Critici

 

De Bartolo: il colore e lo spirito

Quando un artista riesce nelle sue opere ad esprimere lo spirito al di là delle infinite forme specifiche e concrete, è riuscito ad esprimere tutto se stesso nella completezza. È questo che si nota dalle tele di Giuseppe De Bartolo, che ha presentato le sue opere al pubblico venerdì 31 nella Sala delle Cerimonie del Palazzo Civico di Rivoli.

De Bartolo nasce a Terlizzi nel 1947; attualmente risiede a Rivoli ed è un insegnante di grafica pubblicitaria e discipline artistiche presso l'istituto "Albe Steiner" di Torino.
Svolge attività artistiche dal 1975, esponendo in mostre personali in molti luoghi del Piemonte. Nelle sue opere si riesce a vedere, come da una pellicola di un film che scorre, tutta la sua vita, le sue emozioni e le sue angosce, proiettate sulla tela con grande talento e capacità di mimesi, quasi l'opera rappresentasse il tentativo da parte dell'artista di oggettivare i suoi dubbi, le sue perplessità dopo averli visti prendere materia dalle sue mani.

"Sono rimasta sconcertata quando mio marito, così scrive Emma Proto, moglie di De Bartolo, mi ha mostrato le sue nuove creazioni; forse perché sono addormentata da un'aridità terrena che mi svilisce e non mi fa più provare forti sensazioni. Sono proprio queste "forti sensazioni" che deve sentire il "lettore" che apprezza i dipinti di De Bartolo: deve aver vissuto l'amore, il rimpianto, la speranza. Solamente dopo questo vissuto, si può penetrare e capire l'animo del pittore.

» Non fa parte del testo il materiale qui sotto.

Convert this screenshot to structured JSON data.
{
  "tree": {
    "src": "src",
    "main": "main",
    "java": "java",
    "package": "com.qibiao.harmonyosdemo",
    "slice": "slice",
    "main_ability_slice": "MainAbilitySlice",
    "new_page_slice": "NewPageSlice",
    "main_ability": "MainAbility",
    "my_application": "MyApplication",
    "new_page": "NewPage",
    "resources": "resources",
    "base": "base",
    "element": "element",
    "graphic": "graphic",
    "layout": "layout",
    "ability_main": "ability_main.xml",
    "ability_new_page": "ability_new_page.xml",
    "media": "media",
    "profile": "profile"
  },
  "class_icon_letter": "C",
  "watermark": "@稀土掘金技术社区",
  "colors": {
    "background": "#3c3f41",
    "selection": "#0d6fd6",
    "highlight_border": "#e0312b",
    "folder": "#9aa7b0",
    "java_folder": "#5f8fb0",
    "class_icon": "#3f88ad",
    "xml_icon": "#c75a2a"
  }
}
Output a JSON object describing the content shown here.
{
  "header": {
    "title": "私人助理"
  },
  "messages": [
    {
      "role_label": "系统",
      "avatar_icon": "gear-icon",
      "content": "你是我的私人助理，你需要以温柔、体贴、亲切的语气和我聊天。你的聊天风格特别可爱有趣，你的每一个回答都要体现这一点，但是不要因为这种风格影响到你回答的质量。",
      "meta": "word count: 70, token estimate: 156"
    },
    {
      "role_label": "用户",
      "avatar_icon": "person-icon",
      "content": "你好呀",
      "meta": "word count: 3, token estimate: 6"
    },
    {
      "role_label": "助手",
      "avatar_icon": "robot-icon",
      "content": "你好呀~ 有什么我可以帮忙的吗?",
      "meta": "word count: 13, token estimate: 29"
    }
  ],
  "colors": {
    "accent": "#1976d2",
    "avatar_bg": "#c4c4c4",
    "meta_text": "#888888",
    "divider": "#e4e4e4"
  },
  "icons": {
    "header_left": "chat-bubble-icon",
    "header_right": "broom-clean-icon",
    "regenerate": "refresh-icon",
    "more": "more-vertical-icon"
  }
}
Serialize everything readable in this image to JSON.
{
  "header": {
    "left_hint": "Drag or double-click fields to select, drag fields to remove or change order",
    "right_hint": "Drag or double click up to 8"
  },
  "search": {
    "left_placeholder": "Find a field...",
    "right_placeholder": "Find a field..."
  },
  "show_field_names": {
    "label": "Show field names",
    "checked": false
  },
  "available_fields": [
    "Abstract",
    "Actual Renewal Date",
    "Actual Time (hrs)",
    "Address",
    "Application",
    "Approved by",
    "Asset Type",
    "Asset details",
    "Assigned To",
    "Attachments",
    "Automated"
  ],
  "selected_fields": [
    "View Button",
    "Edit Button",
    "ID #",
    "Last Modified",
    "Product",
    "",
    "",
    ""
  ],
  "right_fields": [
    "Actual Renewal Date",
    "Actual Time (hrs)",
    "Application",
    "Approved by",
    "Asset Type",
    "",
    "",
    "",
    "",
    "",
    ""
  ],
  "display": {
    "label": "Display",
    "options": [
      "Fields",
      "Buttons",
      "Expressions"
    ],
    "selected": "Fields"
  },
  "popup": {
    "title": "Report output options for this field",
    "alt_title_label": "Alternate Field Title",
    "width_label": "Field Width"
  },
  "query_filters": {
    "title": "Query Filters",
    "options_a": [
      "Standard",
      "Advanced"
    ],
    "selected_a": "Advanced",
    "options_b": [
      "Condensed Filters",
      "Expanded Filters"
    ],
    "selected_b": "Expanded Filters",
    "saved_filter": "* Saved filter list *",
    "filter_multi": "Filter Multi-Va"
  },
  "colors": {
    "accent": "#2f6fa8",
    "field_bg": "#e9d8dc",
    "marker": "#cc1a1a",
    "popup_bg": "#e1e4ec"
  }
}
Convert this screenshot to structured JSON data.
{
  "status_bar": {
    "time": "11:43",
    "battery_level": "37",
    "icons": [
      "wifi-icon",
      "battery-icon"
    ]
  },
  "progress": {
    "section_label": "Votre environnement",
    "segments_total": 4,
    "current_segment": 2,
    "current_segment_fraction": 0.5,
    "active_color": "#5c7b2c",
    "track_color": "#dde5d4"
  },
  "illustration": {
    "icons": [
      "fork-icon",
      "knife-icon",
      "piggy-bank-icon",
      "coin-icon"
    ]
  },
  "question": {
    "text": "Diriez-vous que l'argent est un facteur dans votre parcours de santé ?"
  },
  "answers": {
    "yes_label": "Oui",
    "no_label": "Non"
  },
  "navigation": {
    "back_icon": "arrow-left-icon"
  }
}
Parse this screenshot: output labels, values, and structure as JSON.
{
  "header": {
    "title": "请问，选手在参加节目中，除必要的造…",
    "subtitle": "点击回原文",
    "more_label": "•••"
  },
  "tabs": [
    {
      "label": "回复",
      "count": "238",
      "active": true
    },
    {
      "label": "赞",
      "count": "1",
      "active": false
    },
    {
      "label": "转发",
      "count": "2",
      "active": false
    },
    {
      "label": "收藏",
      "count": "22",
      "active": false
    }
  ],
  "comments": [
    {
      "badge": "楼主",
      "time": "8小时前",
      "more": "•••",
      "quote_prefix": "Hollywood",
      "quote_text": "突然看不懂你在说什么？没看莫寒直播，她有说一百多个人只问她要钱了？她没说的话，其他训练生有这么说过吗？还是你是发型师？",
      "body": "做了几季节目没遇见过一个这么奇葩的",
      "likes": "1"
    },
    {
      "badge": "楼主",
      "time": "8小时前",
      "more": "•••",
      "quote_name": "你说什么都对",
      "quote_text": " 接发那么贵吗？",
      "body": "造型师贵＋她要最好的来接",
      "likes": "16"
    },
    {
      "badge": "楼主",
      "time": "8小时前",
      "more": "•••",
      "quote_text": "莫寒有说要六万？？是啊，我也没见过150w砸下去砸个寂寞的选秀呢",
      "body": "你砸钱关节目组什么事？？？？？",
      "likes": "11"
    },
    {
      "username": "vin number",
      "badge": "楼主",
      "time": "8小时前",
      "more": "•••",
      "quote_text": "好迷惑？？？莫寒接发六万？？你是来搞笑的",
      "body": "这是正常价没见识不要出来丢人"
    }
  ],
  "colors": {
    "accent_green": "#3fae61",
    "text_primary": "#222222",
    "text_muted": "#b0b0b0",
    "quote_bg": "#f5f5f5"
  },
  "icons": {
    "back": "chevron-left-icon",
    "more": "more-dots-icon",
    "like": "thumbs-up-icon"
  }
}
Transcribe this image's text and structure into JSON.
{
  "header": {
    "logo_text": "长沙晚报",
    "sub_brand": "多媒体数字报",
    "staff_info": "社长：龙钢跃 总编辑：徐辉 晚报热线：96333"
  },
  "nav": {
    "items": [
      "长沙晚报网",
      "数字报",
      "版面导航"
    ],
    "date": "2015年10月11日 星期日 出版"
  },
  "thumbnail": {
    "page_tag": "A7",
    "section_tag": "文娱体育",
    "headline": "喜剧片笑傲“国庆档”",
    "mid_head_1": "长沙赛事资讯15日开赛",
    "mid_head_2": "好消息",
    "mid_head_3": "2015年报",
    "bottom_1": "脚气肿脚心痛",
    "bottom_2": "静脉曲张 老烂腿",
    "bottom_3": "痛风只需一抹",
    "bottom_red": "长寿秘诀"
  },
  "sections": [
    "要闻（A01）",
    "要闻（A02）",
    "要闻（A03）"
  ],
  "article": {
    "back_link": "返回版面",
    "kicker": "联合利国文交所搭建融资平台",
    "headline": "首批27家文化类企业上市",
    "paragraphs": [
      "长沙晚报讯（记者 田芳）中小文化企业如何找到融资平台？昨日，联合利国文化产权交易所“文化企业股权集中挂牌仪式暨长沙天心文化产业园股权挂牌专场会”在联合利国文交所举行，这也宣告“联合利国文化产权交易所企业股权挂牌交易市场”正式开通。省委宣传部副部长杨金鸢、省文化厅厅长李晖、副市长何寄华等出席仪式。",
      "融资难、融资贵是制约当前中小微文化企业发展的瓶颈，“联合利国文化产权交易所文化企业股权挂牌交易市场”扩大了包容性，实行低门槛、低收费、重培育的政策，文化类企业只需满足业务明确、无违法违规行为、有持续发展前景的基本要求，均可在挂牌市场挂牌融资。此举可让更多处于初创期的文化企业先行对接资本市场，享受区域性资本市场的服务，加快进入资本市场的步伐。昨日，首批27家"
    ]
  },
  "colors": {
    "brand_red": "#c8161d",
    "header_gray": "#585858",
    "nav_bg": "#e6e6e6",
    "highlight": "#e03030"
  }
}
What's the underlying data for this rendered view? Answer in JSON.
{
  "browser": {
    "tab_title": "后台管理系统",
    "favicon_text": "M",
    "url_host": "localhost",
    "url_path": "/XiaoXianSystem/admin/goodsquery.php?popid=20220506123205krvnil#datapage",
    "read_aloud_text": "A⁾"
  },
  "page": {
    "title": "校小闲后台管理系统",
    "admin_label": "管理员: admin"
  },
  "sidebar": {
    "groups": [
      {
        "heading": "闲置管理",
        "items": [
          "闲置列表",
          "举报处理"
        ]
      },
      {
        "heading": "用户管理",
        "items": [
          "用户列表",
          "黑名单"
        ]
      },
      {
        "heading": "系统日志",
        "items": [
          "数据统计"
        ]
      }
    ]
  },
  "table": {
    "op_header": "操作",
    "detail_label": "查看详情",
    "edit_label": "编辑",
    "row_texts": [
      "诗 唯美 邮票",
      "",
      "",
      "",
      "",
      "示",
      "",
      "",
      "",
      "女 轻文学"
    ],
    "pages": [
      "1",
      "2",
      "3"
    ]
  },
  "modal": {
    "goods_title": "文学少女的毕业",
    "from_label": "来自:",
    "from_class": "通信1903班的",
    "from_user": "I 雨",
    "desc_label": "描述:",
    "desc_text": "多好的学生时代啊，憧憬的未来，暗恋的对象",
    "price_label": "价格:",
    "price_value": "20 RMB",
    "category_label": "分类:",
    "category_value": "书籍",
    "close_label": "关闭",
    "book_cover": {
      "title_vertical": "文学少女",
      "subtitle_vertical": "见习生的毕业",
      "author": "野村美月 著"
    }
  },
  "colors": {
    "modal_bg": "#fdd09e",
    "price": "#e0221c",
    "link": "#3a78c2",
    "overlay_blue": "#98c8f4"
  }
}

"Sicuramente l'opera di De Bartolo affascina e turba nello stesso momento: affascina perché la sua arte è concepita come espressione concreta ed analogica dell'idea, con tutto quell'umano magma che sono i sentimenti, a volte confusi. Dalle sue tele emerge l'incontro e la fusione tra gli elementi della percezione sensoriale ed elementi spirituali; ma turbano i suoi artefatti, perché l'occhio dell'artista è giunto lontano ad esplorare mondi sconosciuti, è andato alla profondità dei suoi pensieri, quasi succhiandone avidamente le loro radici.

Suscita invidia De Bartolo perché ha saputo ascoltare dentro sé, ha saputo vivere nella pienezza tutto ciò che c'è nella vita di un uomo di più doloroso, di più felice, di più spirituale; ed è qui che arriva la sintesi tra il visibile e l'invisibile, tra il sogno e la vita, concretizzato nella materia che sembra prendere vita in quegli impasti di sabbia, colla e gesso uniti al colore, a volte pallido a volte acceso, che sembra giocare ambiguamente sulla terza dimensione. È questa l'incredibile capacità di vedere senza vedere di De Bartolo.